Most organizations have the same or at least similar data stored in multiple solutions that may have the same physical model but more often differ in structure. This difference can be in way the information gets stored e.g. an integer representation versus a float represenation or even text. It can also be that the models vary in terms of the width of what is being descibed because of the nature of the platform. For example in my ERP solution I may not need to know who created the build of the latest software version that I’m selling but in the engineering solution that might be crucial information to have.
To deal with complexity one is best of to aggregate the physical data models into a logical data model. Note the plural versus singular reference here. Logical data models allow us to have a solution independent view. This makes it a practical tool for business analysts and IT solution experts to talk to one another without the requirement of fully understanding the implementation.
There is however another level of data model that I would like to mention – the conceptual data model. One could view that as the simplified version of the logical data model.

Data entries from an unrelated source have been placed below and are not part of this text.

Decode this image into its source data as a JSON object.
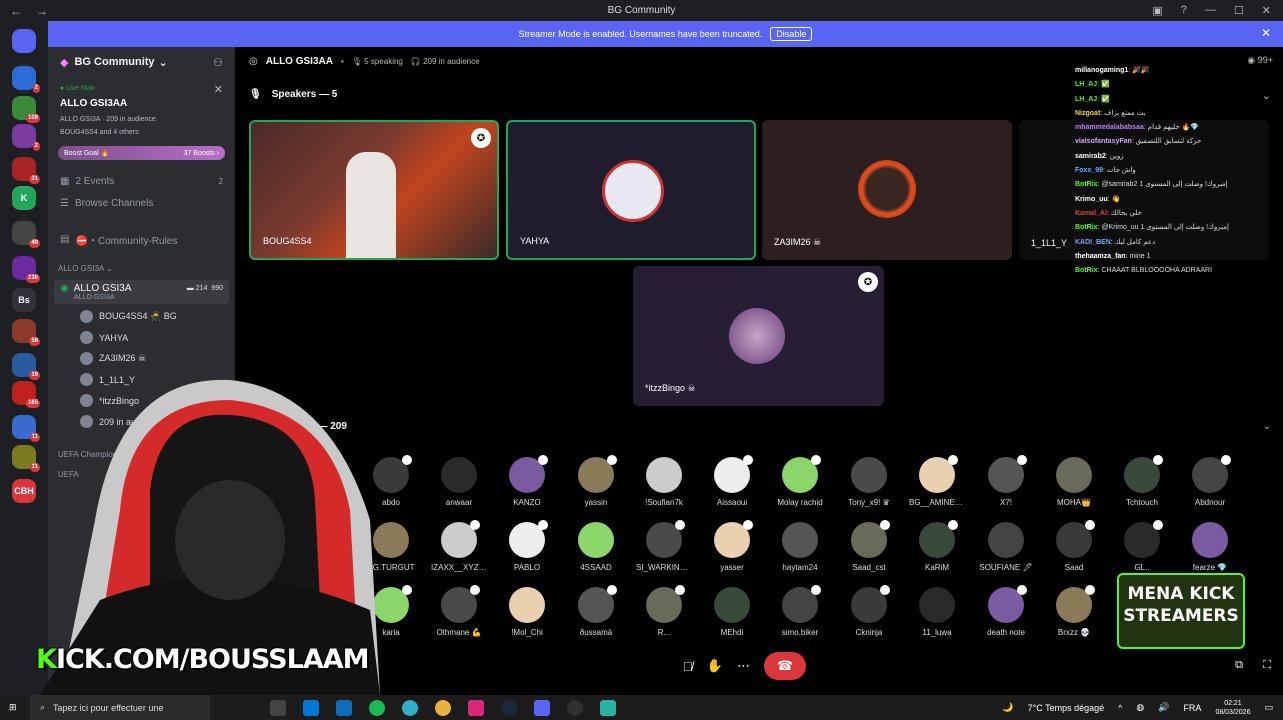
{
  "window": {
    "title": "BG Community"
  },
  "banner": {
    "text": "Streamer Mode is enabled. Usernames have been truncated.",
    "disable_label": "Disable"
  },
  "rail": [
    {
      "label": "",
      "badge": ""
    },
    {
      "label": "",
      "badge": "2"
    },
    {
      "label": "",
      "badge": "109"
    },
    {
      "label": "",
      "badge": "2"
    },
    {
      "label": "",
      "badge": "31"
    },
    {
      "label": "K",
      "badge": ""
    },
    {
      "label": "",
      "badge": "49"
    },
    {
      "label": "",
      "badge": "236"
    },
    {
      "label": "Bs",
      "badge": ""
    },
    {
      "label": "",
      "badge": "58"
    },
    {
      "label": "",
      "badge": "19"
    },
    {
      "label": "",
      "badge": "165"
    },
    {
      "label": "",
      "badge": "11"
    },
    {
      "label": "",
      "badge": "11"
    },
    {
      "label": "CBH",
      "badge": ""
    }
  ],
  "sidebar": {
    "guild_name": "BG Community",
    "live_label": "● Live Now",
    "stage_title": "ALLO GSI3AA",
    "stage_meta1": "ALLO GSI3A · 209 in audience",
    "stage_meta2": "BOUG4SS4 and 4 others",
    "boost_label": "Boost Goal 🔥",
    "boost_value": "37 Boosts ›",
    "events_label": "2 Events",
    "events_count": "2",
    "browse_label": "Browse Channels",
    "rules_label": "⛔・Community-Rules",
    "category": "ALLO GSI3A ⌄",
    "voice_channel": "ALLO GSI3A",
    "voice_sub": "ALLO GSI3A",
    "voice_count1": "214",
    "voice_count2": "990",
    "members": [
      "BOUG4SS4 🥷 BG",
      "YAHYA",
      "ZA3IM26 ☠",
      "1_1L1_Y",
      "*itzzBingo",
      "209 in audience"
    ],
    "category2": "UEFA Champions",
    "category3": "UEFA"
  },
  "stage": {
    "title": "ALLO GSI3AA",
    "speaking": "5 speaking",
    "audience_count": "209 in audience",
    "speakers_label": "Speakers — 5",
    "audience_label": "dience — 209",
    "speakers": [
      "BOUG4SS4",
      "YAHYA",
      "ZA3IM26 ☠",
      "1_1L1_Y",
      "*itzzBingo ☠"
    ]
  },
  "audience": [
    [
      "abdo",
      "anwaar",
      "KANZO",
      "yassin",
      "!Soufian7k",
      "Aissaoui",
      "Molay rachid",
      "Tony_x9! ♛",
      "BG__AMINE_...",
      "X7!",
      "MOHA👑",
      "Tchtouch",
      "Abdnour"
    ],
    [
      "BG.TURGUT",
      "IZAXX__XYZ 👾",
      "PABLO",
      "4SSAAD",
      "SI_WARKINGv™",
      "yasser",
      "haytam24",
      "Saad_cst",
      "KaRiM",
      "SOUFIANE 🖊",
      "Saad",
      "GL..",
      "fearze 💎"
    ],
    [
      "karia",
      "Othmane 💪",
      "!Mol_Chi",
      "ðussamä",
      "R...",
      "MEhdi",
      "simo.biker",
      "Ckninja",
      "11_luwa",
      "death note",
      "Brxzz 💀",
      "",
      ""
    ]
  ],
  "chat": [
    {
      "user": "millanogaming1",
      "msg": ": 🎉🎉",
      "color": "#ffffff"
    },
    {
      "user": "LH_AJ",
      "msg": ": ✅",
      "color": "#53fc18"
    },
    {
      "user": "LH_AJ",
      "msg": ": ✅",
      "color": "#53fc18"
    },
    {
      "user": "Nizgoat",
      "msg": ": بث ممتع بزاف",
      "color": "#f5d742"
    },
    {
      "user": "mhammedalababsaa",
      "msg": ": خليهم قدام 🔥💎",
      "color": "#b980ff"
    },
    {
      "user": "vialsofantasyFan",
      "msg": ": حركة لتسابق اللتصفيق",
      "color": "#d0a0ff"
    },
    {
      "user": "samirab2",
      "msg": ": زوين",
      "color": "#ffffff"
    },
    {
      "user": "Foxx_99",
      "msg": ": واش جات",
      "color": "#6fa8ff"
    },
    {
      "user": "BotRix",
      "msg": ": @samirab2 إمبروك! وصلت إلى المستوى 1",
      "color": "#53fc18"
    },
    {
      "user": "Krimo_uu",
      "msg": ": 👋",
      "color": "#ffffff"
    },
    {
      "user": "Kamal_Al",
      "msg": ": خلي بحالك",
      "color": "#e04040"
    },
    {
      "user": "BotRix",
      "msg": ": @Krimo_uu إمبروك! وصلت إلى المستوى 1",
      "color": "#53fc18"
    },
    {
      "user": "KADI_BEN",
      "msg": ": دعم كامل ليك",
      "color": "#6fa8ff"
    },
    {
      "user": "thehaamza_fan",
      "msg": ": mine 1",
      "color": "#ffffff"
    },
    {
      "user": "BotRix",
      "msg": ": CHAAAT BLBLOOOOHA ADRAARI",
      "color": "#53fc18"
    }
  ],
  "overlay": {
    "kick_prefix": "K",
    "kick_rest": "ICK.COM/BOUSSLAAM",
    "mena_line1": "MENA KICK",
    "mena_line2": "STREAMERS"
  },
  "taskbar": {
    "search_placeholder": "Tapez ici pour effectuer une",
    "weather": "7°C  Temps dégagé",
    "lang": "FRA",
    "time": "02:21",
    "date": "08/03/2026"
  },
  "colors": {
    "accent": "#5865f2",
    "live": "#23a55a",
    "danger": "#da373c",
    "kick": "#53fc18"
  }
}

Where in the logical data model there might be entities to describe Customer, customer addresses, customer subsidiaries, customer contacts and many many more for most people in the organization that level of information is simply too much – they just talk about the customer where dependent on the context of the conversation they may actually mean the contact person at the customer.
This conceptual level is what one can use to explain to people at more distance to the topic or project at hand what the intent is and how things are set up to date. It does not contain all the information, but what model does, but enough to tell the story.